Oliver Stone’s American History: “We’re not under Threat. We are the Threat”
The Untold History of the United States, a 10-part documentary series and a 750-page book, offers Americans an alternate perspective on US history from the Second World War through the Cold War to the present day [...]
As he launches his new TV series offering a critical view of US overseas exploits, the film director tells MEE he didn’t always see it that way.
American controversies are Oliver Stone’s forte.
The Hollywood movie director has turned his cameras on the assassination of John F Kennedy, the Vietnam War and the 9/11 attacks.
But, when researching his television series, The Untold History of the United States, it was American exploits in the Middle East that left him with the most lasting impression, he told Middle East Eye on Wednesday.
“When I studied the untold history, one thing that really hit me hard was the history of our involvement in the Middle East,” Stone said.
“It was a nefarious involvement.”
Stone traces Washington’s hand in the region back to the 1930s, but he says it reached a peak when President George HW Bush sent hundreds of thousands of US troops to liberate Kuwait after the Iraqi invasion of 1990.
The Soviet Union had recently collapsed and the region was wide open to a lone superpower, he said.
“We never got out of there. Once we were in, we’re in forever,” Stone said.
“We’ve destabilised the entire region, created chaos. And then we blame ISIS for the chaos we created,” he added, referring to the Islamic State (IS) group that now rules swathes of Iraq and Syria.
Stone researched and wrote the series and book with Peter Kuznick, a scholar at the American University who specialises in the US nuclear strikes on Japan that ended the Second World War.
“It’s all about the oil. You remember the bumper sticker: What is our oil doing under their sand?” Kuznick told MEE.
Washington’s hunger for fuel underpins its alliance with Saudi Arabia, the CIA-backed coup against Iranian prime minister Mohammad Mosaddegh in 1953 and its support for anti-Soviet religious militants in Afghanistan in the 1980s, he said.
“We create these messes, then we have a grand military plan to solve them. And the military solutions just don’t work,” he said.
The views of Stone and Kuznick are not likely to raise eyebrows on the streets of Cairo, Moscow or Paris.
But in the US they are not mainstream.
The way Stone tells it, Americans live in a bubble and are spoon-fed information by a school system, politicians and a media that portrays the US as a beacon of stability and a force for good in the world.
In one famous example, former President Ronald Reagan called the US a “shining city on a hill”.
“It’s very comforting to be an American,” Stone said.
You get the sense that you are safe and have prosperity of material goods, and that you have enemies everywhere – Russia, China, Iran and North Korea.

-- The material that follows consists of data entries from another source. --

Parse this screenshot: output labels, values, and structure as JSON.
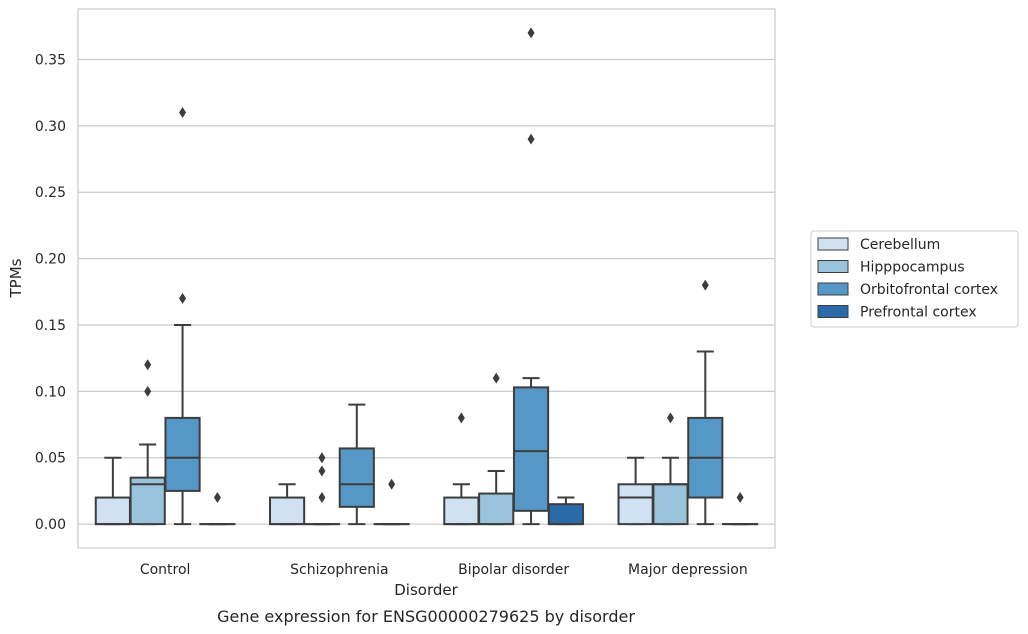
{
  "chart_data": {
    "type": "box",
    "categories": [
      "Control",
      "Schizophrenia",
      "Bipolar disorder",
      "Major depression"
    ],
    "xlabel": "Disorder",
    "ylabel": "TPMs",
    "caption": "Gene expression for ENSG00000279625 by disorder",
    "ylim": [
      -0.018,
      0.388
    ],
    "yticks": [
      "0.00",
      "0.05",
      "0.10",
      "0.15",
      "0.20",
      "0.25",
      "0.30",
      "0.35"
    ],
    "grid": "horizontal",
    "legend_position": "right",
    "series": [
      {
        "name": "Cerebellum",
        "color": "#d0e1f2",
        "boxes": [
          {
            "q1": 0.0,
            "median": 0.0,
            "q3": 0.02,
            "whisker_low": 0.0,
            "whisker_high": 0.05,
            "outliers": []
          },
          {
            "q1": 0.0,
            "median": 0.0,
            "q3": 0.02,
            "whisker_low": 0.0,
            "whisker_high": 0.03,
            "outliers": []
          },
          {
            "q1": 0.0,
            "median": 0.0,
            "q3": 0.02,
            "whisker_low": 0.0,
            "whisker_high": 0.03,
            "outliers": [
              0.08
            ]
          },
          {
            "q1": 0.0,
            "median": 0.02,
            "q3": 0.03,
            "whisker_low": 0.0,
            "whisker_high": 0.05,
            "outliers": []
          }
        ]
      },
      {
        "name": "Hipppocampus",
        "color": "#9ac3dc",
        "boxes": [
          {
            "q1": 0.0,
            "median": 0.03,
            "q3": 0.035,
            "whisker_low": 0.0,
            "whisker_high": 0.06,
            "outliers": [
              0.1,
              0.12
            ]
          },
          {
            "q1": 0.0,
            "median": 0.0,
            "q3": 0.0,
            "whisker_low": 0.0,
            "whisker_high": 0.0,
            "outliers": [
              0.02,
              0.04,
              0.05
            ]
          },
          {
            "q1": 0.0,
            "median": 0.0,
            "q3": 0.023,
            "whisker_low": 0.0,
            "whisker_high": 0.04,
            "outliers": [
              0.11
            ]
          },
          {
            "q1": 0.0,
            "median": 0.03,
            "q3": 0.03,
            "whisker_low": 0.0,
            "whisker_high": 0.05,
            "outliers": [
              0.08
            ]
          }
        ]
      },
      {
        "name": "Orbitofrontal cortex",
        "color": "#5597c6",
        "boxes": [
          {
            "q1": 0.025,
            "median": 0.05,
            "q3": 0.08,
            "whisker_low": 0.0,
            "whisker_high": 0.15,
            "outliers": [
              0.17,
              0.31
            ]
          },
          {
            "q1": 0.013,
            "median": 0.03,
            "q3": 0.057,
            "whisker_low": 0.0,
            "whisker_high": 0.09,
            "outliers": []
          },
          {
            "q1": 0.01,
            "median": 0.055,
            "q3": 0.103,
            "whisker_low": 0.0,
            "whisker_high": 0.11,
            "outliers": [
              0.29,
              0.37
            ]
          },
          {
            "q1": 0.02,
            "median": 0.05,
            "q3": 0.08,
            "whisker_low": 0.0,
            "whisker_high": 0.13,
            "outliers": [
              0.18
            ]
          }
        ]
      },
      {
        "name": "Prefrontal cortex",
        "color": "#2a6aa8",
        "boxes": [
          {
            "q1": 0.0,
            "median": 0.0,
            "q3": 0.0,
            "whisker_low": 0.0,
            "whisker_high": 0.0,
            "outliers": [
              0.02
            ]
          },
          {
            "q1": 0.0,
            "median": 0.0,
            "q3": 0.0,
            "whisker_low": 0.0,
            "whisker_high": 0.0,
            "outliers": [
              0.03
            ]
          },
          {
            "q1": 0.0,
            "median": 0.0,
            "q3": 0.015,
            "whisker_low": 0.0,
            "whisker_high": 0.02,
            "outliers": []
          },
          {
            "q1": 0.0,
            "median": 0.0,
            "q3": 0.0,
            "whisker_low": 0.0,
            "whisker_high": 0.0,
            "outliers": [
              0.02
            ]
          }
        ]
      }
    ]
  }
}
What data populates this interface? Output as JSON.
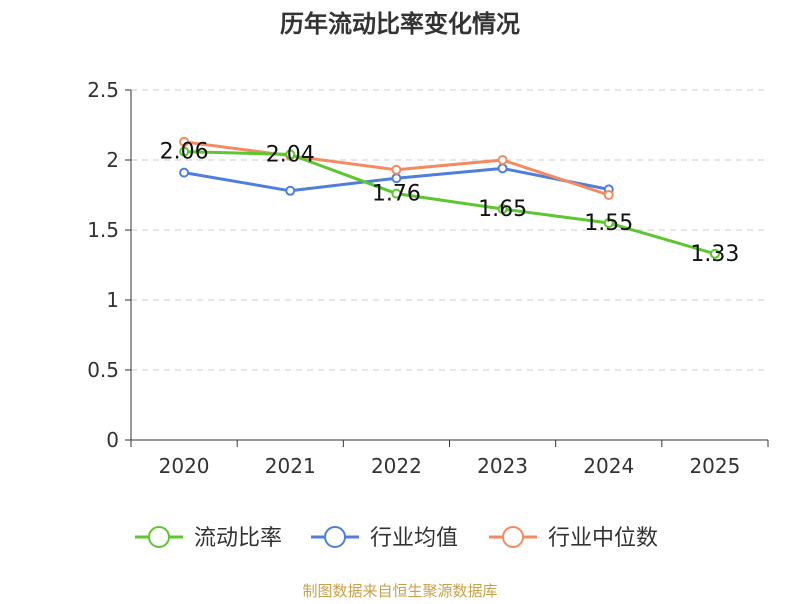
{
  "chart_data": {
    "type": "line",
    "title": "历年流动比率变化情况",
    "categories": [
      "2020",
      "2021",
      "2022",
      "2023",
      "2024",
      "2025"
    ],
    "y_ticks": [
      "0",
      "0.5",
      "1",
      "1.5",
      "2",
      "2.5"
    ],
    "ylim": [
      0,
      2.5
    ],
    "grid": true,
    "legend_position": "bottom",
    "series": [
      {
        "name": "流动比率",
        "color": "#5cc72e",
        "values": [
          2.06,
          2.04,
          1.76,
          1.65,
          1.55,
          1.33
        ],
        "labels": [
          "2.06",
          "2.04",
          "1.76",
          "1.65",
          "1.55",
          "1.33"
        ]
      },
      {
        "name": "行业均值",
        "color": "#4f7fdd",
        "values": [
          1.91,
          1.78,
          1.87,
          1.94,
          1.79,
          null
        ]
      },
      {
        "name": "行业中位数",
        "color": "#f58a5e",
        "values": [
          2.13,
          2.03,
          1.93,
          2.0,
          1.75,
          null
        ]
      }
    ]
  },
  "footer": {
    "source": "制图数据来自恒生聚源数据库"
  }
}
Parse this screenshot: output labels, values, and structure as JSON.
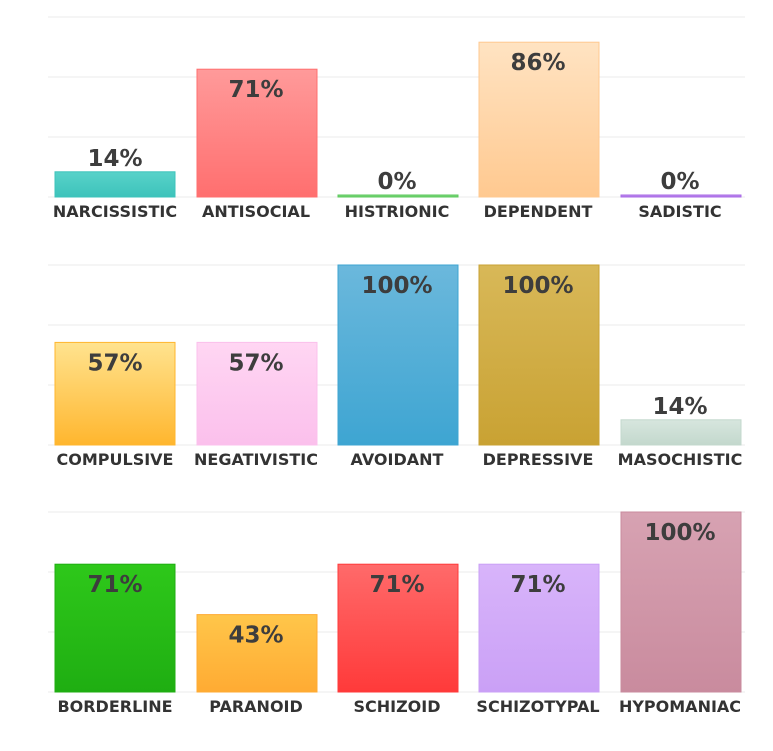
{
  "chart_data": [
    {
      "type": "bar",
      "categories": [
        "NARCISSISTIC",
        "ANTISOCIAL",
        "HISTRIONIC",
        "DEPENDENT",
        "SADISTIC"
      ],
      "values": [
        14,
        71,
        0,
        86,
        0
      ],
      "value_labels": [
        "14%",
        "71%",
        "0%",
        "86%",
        "0%"
      ],
      "colors": [
        [
          "#58d2c9",
          "#3dc3bb"
        ],
        [
          "#ff9a9a",
          "#ff6f6f"
        ],
        [
          "#8fe08f",
          "#5cc95c"
        ],
        [
          "#ffe3c2",
          "#ffc990"
        ],
        [
          "#c79cf3",
          "#a86ae6"
        ]
      ],
      "ylim": [
        0,
        100
      ],
      "grid": true
    },
    {
      "type": "bar",
      "categories": [
        "COMPULSIVE",
        "NEGATIVISTIC",
        "AVOIDANT",
        "DEPRESSIVE",
        "MASOCHISTIC"
      ],
      "values": [
        57,
        57,
        100,
        100,
        14
      ],
      "value_labels": [
        "57%",
        "57%",
        "100%",
        "100%",
        "14%"
      ],
      "colors": [
        [
          "#ffe38f",
          "#ffb62e"
        ],
        [
          "#ffd6f3",
          "#fbc0ec"
        ],
        [
          "#6bb8dc",
          "#3ea5d2"
        ],
        [
          "#d8b858",
          "#c9a233"
        ],
        [
          "#d7e6de",
          "#c3d8cd"
        ]
      ],
      "ylim": [
        0,
        100
      ],
      "grid": true
    },
    {
      "type": "bar",
      "categories": [
        "BORDERLINE",
        "PARANOID",
        "SCHIZOID",
        "SCHIZOTYPAL",
        "HYPOMANIAC"
      ],
      "values": [
        71,
        43,
        71,
        71,
        100
      ],
      "value_labels": [
        "71%",
        "43%",
        "71%",
        "71%",
        "100%"
      ],
      "colors": [
        [
          "#2ec81a",
          "#1fae12"
        ],
        [
          "#ffc64a",
          "#ffab33"
        ],
        [
          "#ff6a6a",
          "#ff3a3a"
        ],
        [
          "#d8b4fa",
          "#caa0f6"
        ],
        [
          "#d7a2b2",
          "#c98b9e"
        ]
      ],
      "ylim": [
        0,
        100
      ],
      "grid": true
    }
  ]
}
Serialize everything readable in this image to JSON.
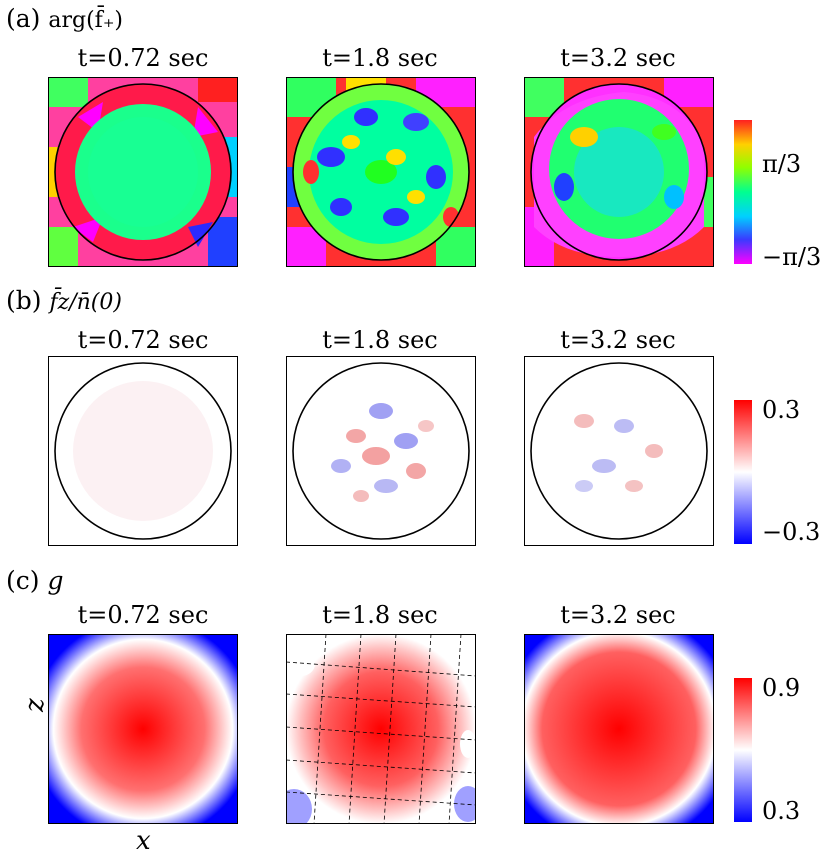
{
  "figure": {
    "section_a": {
      "prefix": "(a)",
      "label": "arg(f̄₊)",
      "titles": [
        "t=0.72 sec",
        "t=1.8 sec",
        "t=3.2 sec"
      ],
      "colorbar": {
        "top_label": "π/3",
        "bottom_label": "−π/3",
        "colors": [
          "#ff00ff",
          "#3a3aff",
          "#00d0ff",
          "#00ff90",
          "#90ff00",
          "#ffd000",
          "#ff2020"
        ]
      }
    },
    "section_b": {
      "prefix": "(b)",
      "label": "f̄z/n̄(0)",
      "titles": [
        "t=0.72 sec",
        "t=1.8 sec",
        "t=3.2 sec"
      ],
      "colorbar": {
        "top_label": "0.3",
        "bottom_label": "−0.3",
        "colors": [
          "#0000ff",
          "#ffffff",
          "#ff0000"
        ]
      }
    },
    "section_c": {
      "prefix": "(c)",
      "label": "g",
      "titles": [
        "t=0.72 sec",
        "t=1.8 sec",
        "t=3.2 sec"
      ],
      "colorbar": {
        "top_label": "0.9",
        "bottom_label": "0.3",
        "colors": [
          "#0000ff",
          "#ffffff",
          "#ff0000"
        ]
      },
      "x_axis_label": "x",
      "z_axis_label": "z"
    }
  }
}
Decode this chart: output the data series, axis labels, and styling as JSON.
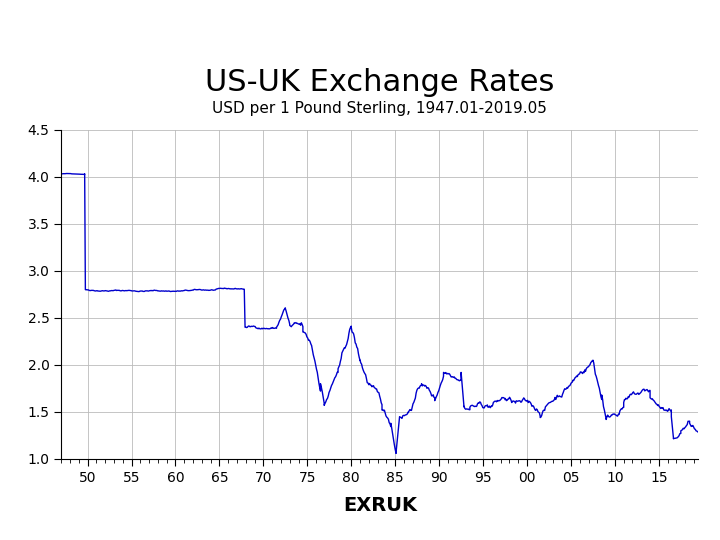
{
  "title": "US-UK Exchange Rates",
  "subtitle": "USD per 1 Pound Sterling, 1947.01-2019.05",
  "xlabel": "EXRUK",
  "ylabel": "",
  "line_color": "#0000CC",
  "background_color": "#ffffff",
  "grid_color": "#bbbbbb",
  "ylim": [
    1.0,
    4.5
  ],
  "xlim": [
    1947.0,
    2019.5
  ],
  "yticks": [
    1.0,
    1.5,
    2.0,
    2.5,
    3.0,
    3.5,
    4.0,
    4.5
  ],
  "xticks": [
    1950,
    1955,
    1960,
    1965,
    1970,
    1975,
    1980,
    1985,
    1990,
    1995,
    2000,
    2005,
    2010,
    2015
  ],
  "xtick_labels": [
    "50",
    "55",
    "60",
    "65",
    "70",
    "75",
    "80",
    "85",
    "90",
    "95",
    "00",
    "05",
    "10",
    "15"
  ],
  "title_fontsize": 22,
  "subtitle_fontsize": 11,
  "xlabel_fontsize": 14,
  "line_width": 1.0
}
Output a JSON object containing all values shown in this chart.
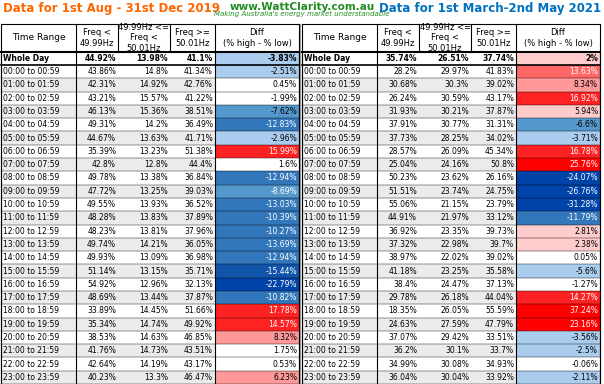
{
  "title_left": "Data for 1st Aug - 31st Dec 2019",
  "title_right": "Data for 1st March-2nd May 2021",
  "title_left_color": "#FF6600",
  "title_right_color": "#0070C0",
  "website": "www.WattClarity.com.au",
  "website_sub": "Making Australia's energy market understandable",
  "rows_2019": [
    [
      "Whole Day",
      "44.92%",
      "13.98%",
      "41.1%",
      "-3.83%",
      -3.83
    ],
    [
      "00:00 to 00:59",
      "43.86%",
      "14.8%",
      "41.34%",
      "-2.51%",
      -2.51
    ],
    [
      "01:00 to 01:59",
      "42.31%",
      "14.92%",
      "42.76%",
      "0.45%",
      0.45
    ],
    [
      "02:00 to 02:59",
      "43.21%",
      "15.57%",
      "41.22%",
      "-1.99%",
      -1.99
    ],
    [
      "03:00 to 03:59",
      "46.13%",
      "15.36%",
      "38.51%",
      "-7.62%",
      -7.62
    ],
    [
      "04:00 to 04:59",
      "49.31%",
      "14.2%",
      "36.49%",
      "-12.83%",
      -12.83
    ],
    [
      "05:00 to 05:59",
      "44.67%",
      "13.63%",
      "41.71%",
      "-2.96%",
      -2.96
    ],
    [
      "06:00 to 06:59",
      "35.39%",
      "13.23%",
      "51.38%",
      "15.99%",
      15.99
    ],
    [
      "07:00 to 07:59",
      "42.8%",
      "12.8%",
      "44.4%",
      "1.6%",
      1.6
    ],
    [
      "08:00 to 08:59",
      "49.78%",
      "13.38%",
      "36.84%",
      "-12.94%",
      -12.94
    ],
    [
      "09:00 to 09:59",
      "47.72%",
      "13.25%",
      "39.03%",
      "-8.69%",
      -8.69
    ],
    [
      "10:00 to 10:59",
      "49.55%",
      "13.93%",
      "36.52%",
      "-13.03%",
      -13.03
    ],
    [
      "11:00 to 11:59",
      "48.28%",
      "13.83%",
      "37.89%",
      "-10.39%",
      -10.39
    ],
    [
      "12:00 to 12:59",
      "48.23%",
      "13.81%",
      "37.96%",
      "-10.27%",
      -10.27
    ],
    [
      "13:00 to 13:59",
      "49.74%",
      "14.21%",
      "36.05%",
      "-13.69%",
      -13.69
    ],
    [
      "14:00 to 14:59",
      "49.93%",
      "13.09%",
      "36.98%",
      "-12.94%",
      -12.94
    ],
    [
      "15:00 to 15:59",
      "51.14%",
      "13.15%",
      "35.71%",
      "-15.44%",
      -15.44
    ],
    [
      "16:00 to 16:59",
      "54.92%",
      "12.96%",
      "32.13%",
      "-22.79%",
      -22.79
    ],
    [
      "17:00 to 17:59",
      "48.69%",
      "13.44%",
      "37.87%",
      "-10.82%",
      -10.82
    ],
    [
      "18:00 to 18:59",
      "33.89%",
      "14.45%",
      "51.66%",
      "17.78%",
      17.78
    ],
    [
      "19:00 to 19:59",
      "35.34%",
      "14.74%",
      "49.92%",
      "14.57%",
      14.57
    ],
    [
      "20:00 to 20:59",
      "38.53%",
      "14.63%",
      "46.85%",
      "8.32%",
      8.32
    ],
    [
      "21:00 to 21:59",
      "41.76%",
      "14.73%",
      "43.51%",
      "1.75%",
      1.75
    ],
    [
      "22:00 to 22:59",
      "42.64%",
      "14.19%",
      "43.17%",
      "0.53%",
      0.53
    ],
    [
      "23:00 to 23:59",
      "40.23%",
      "13.3%",
      "46.47%",
      "6.23%",
      6.23
    ]
  ],
  "rows_2021": [
    [
      "Whole Day",
      "35.74%",
      "26.51%",
      "37.74%",
      "2%",
      2.0
    ],
    [
      "00:00 to 00:59",
      "28.2%",
      "29.97%",
      "41.83%",
      "13.63%",
      13.63
    ],
    [
      "01:00 to 01:59",
      "30.68%",
      "30.3%",
      "39.02%",
      "8.34%",
      8.34
    ],
    [
      "02:00 to 02:59",
      "26.24%",
      "30.59%",
      "43.17%",
      "16.92%",
      16.92
    ],
    [
      "03:00 to 03:59",
      "31.93%",
      "30.21%",
      "37.87%",
      "5.94%",
      5.94
    ],
    [
      "04:00 to 04:59",
      "37.91%",
      "30.77%",
      "31.31%",
      "-6.6%",
      -6.6
    ],
    [
      "05:00 to 05:59",
      "37.73%",
      "28.25%",
      "34.02%",
      "-3.71%",
      -3.71
    ],
    [
      "06:00 to 06:59",
      "28.57%",
      "26.09%",
      "45.34%",
      "16.78%",
      16.78
    ],
    [
      "07:00 to 07:59",
      "25.04%",
      "24.16%",
      "50.8%",
      "25.76%",
      25.76
    ],
    [
      "08:00 to 08:59",
      "50.23%",
      "23.62%",
      "26.16%",
      "-24.07%",
      -24.07
    ],
    [
      "09:00 to 09:59",
      "51.51%",
      "23.74%",
      "24.75%",
      "-26.76%",
      -26.76
    ],
    [
      "10:00 to 10:59",
      "55.06%",
      "21.15%",
      "23.79%",
      "-31.28%",
      -31.28
    ],
    [
      "11:00 to 11:59",
      "44.91%",
      "21.97%",
      "33.12%",
      "-11.79%",
      -11.79
    ],
    [
      "12:00 to 12:59",
      "36.92%",
      "23.35%",
      "39.73%",
      "2.81%",
      2.81
    ],
    [
      "13:00 to 13:59",
      "37.32%",
      "22.98%",
      "39.7%",
      "2.38%",
      2.38
    ],
    [
      "14:00 to 14:59",
      "38.97%",
      "22.02%",
      "39.02%",
      "0.05%",
      0.05
    ],
    [
      "15:00 to 15:59",
      "41.18%",
      "23.25%",
      "35.58%",
      "-5.6%",
      -5.6
    ],
    [
      "16:00 to 16:59",
      "38.4%",
      "24.47%",
      "37.13%",
      "-1.27%",
      -1.27
    ],
    [
      "17:00 to 17:59",
      "29.78%",
      "26.18%",
      "44.04%",
      "14.27%",
      14.27
    ],
    [
      "18:00 to 18:59",
      "18.35%",
      "26.05%",
      "55.59%",
      "37.24%",
      37.24
    ],
    [
      "19:00 to 19:59",
      "24.63%",
      "27.59%",
      "47.79%",
      "23.16%",
      23.16
    ],
    [
      "20:00 to 20:59",
      "37.07%",
      "29.42%",
      "33.51%",
      "-3.56%",
      -3.56
    ],
    [
      "21:00 to 21:59",
      "36.2%",
      "30.1%",
      "33.7%",
      "-2.5%",
      -2.5
    ],
    [
      "22:00 to 22:59",
      "34.99%",
      "30.08%",
      "34.93%",
      "-0.06%",
      -0.06
    ],
    [
      "23:00 to 23:59",
      "36.04%",
      "30.04%",
      "33.92%",
      "-2.11%",
      -2.11
    ]
  ]
}
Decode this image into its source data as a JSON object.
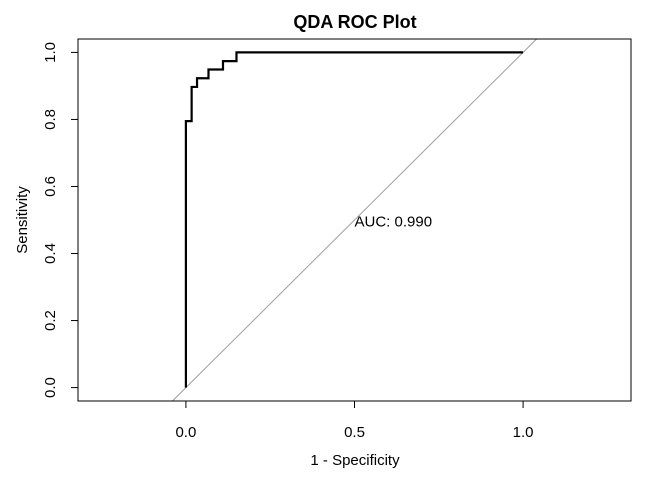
{
  "chart_data": {
    "type": "line",
    "title": "QDA ROC Plot",
    "xlabel": "1 - Specificity",
    "ylabel": "Sensitivity",
    "xlim": [
      -0.32,
      1.32
    ],
    "ylim": [
      -0.04,
      1.04
    ],
    "x_ticks": [
      0.0,
      0.5,
      1.0
    ],
    "x_tick_labels": [
      "0.0",
      "0.5",
      "1.0"
    ],
    "y_ticks": [
      0.0,
      0.2,
      0.4,
      0.6,
      0.8,
      1.0
    ],
    "y_tick_labels": [
      "0.0",
      "0.2",
      "0.4",
      "0.6",
      "0.8",
      "1.0"
    ],
    "grid": false,
    "legend": "none",
    "annotation": {
      "text": "AUC: 0.990",
      "x": 0.5,
      "y": 0.48
    },
    "reference_line": {
      "intercept": 0,
      "slope": 1,
      "color": "#9e9e9e"
    },
    "series": [
      {
        "color": "#000000",
        "x": [
          0.0,
          0.0,
          0.0,
          0.0,
          0.0,
          0.0,
          0.0,
          0.0,
          0.017,
          0.017,
          0.017,
          0.017,
          0.017,
          0.033,
          0.033,
          0.067,
          0.067,
          0.067,
          0.067,
          0.11,
          0.11,
          0.11,
          0.11,
          0.15,
          0.15,
          1.0
        ],
        "y": [
          0.0,
          0.1,
          0.2,
          0.3,
          0.4,
          0.5,
          0.6,
          0.795,
          0.795,
          0.82,
          0.85,
          0.875,
          0.897,
          0.897,
          0.923,
          0.923,
          0.93,
          0.94,
          0.949,
          0.949,
          0.96,
          0.974,
          0.974,
          0.974,
          1.0,
          1.0
        ]
      }
    ]
  }
}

You get into this cocoon where you have a big country, two oceans, but that you’re always under threat.
Stone says he understands this well because he lived it himself.
He was raised in New York, the son of a Republican stockbroker, Louis Stone. He was always creative – he often wrote short plays to entertain his family – but never questioned how his history teachers puffed up the US, he said.
“I had only gotten a part of the story, which emphasised American exceptionalism, America as a selfless and beneficial country to the world,” he said.
In 1967, Stone volunteered to fight in the US Army and served in Vietnam. He was wounded twice and was honoured with a Bronze Star for heroism and a Purple Heart for his service.
“I came back from Vietnam puzzled, completely confused about what was going on there,” he said.
“But I did get a heavy dose of the doublespeak, the militarese talk.”
He started asking questions and reading up on “progressive history” at the same time as he studied filmmaking at New York University under Martin Scorsese and other teachers, he said.
These ideas fed his politically orientated filmmaking in the 1980s.
Salvador (1986) was set in a 1980s war in Central America. Platoon (1986), Stone’s directorial breakthrough movie, dramatised a young soldier’s tour of duty in Vietnam, starring Charlie Sheen.
He continued probing that war in Born on the Fourth of July (1989), starring Tom Cruise. JFK (1991) showed his conspiracy theories about the former president’s killing; movies such as Nixon (1995) and W (2008) tackled subsequent commanders-in-chief.
The release of his movie about NSA whistleblower Edward Snowden has been delayed until 2016, he said.
He has also interviewed foreign statesmen who defy Washington – from the Cuban revolutionary Fidel Castro to the ousted Ukrainian President Viktor Yanukovych and Russian President Vladimir Putin.
The Untold History of the United States, a 10-part documentary series and a 750-page book, offers Americans an alternate perspective on US history from the Second World War through the Cold War to the present day.
Stone says he wants to counter the “educational crime” of misleading American schoolchildren.
“American exceptionalism has to be driven out of our curriculums,” he said.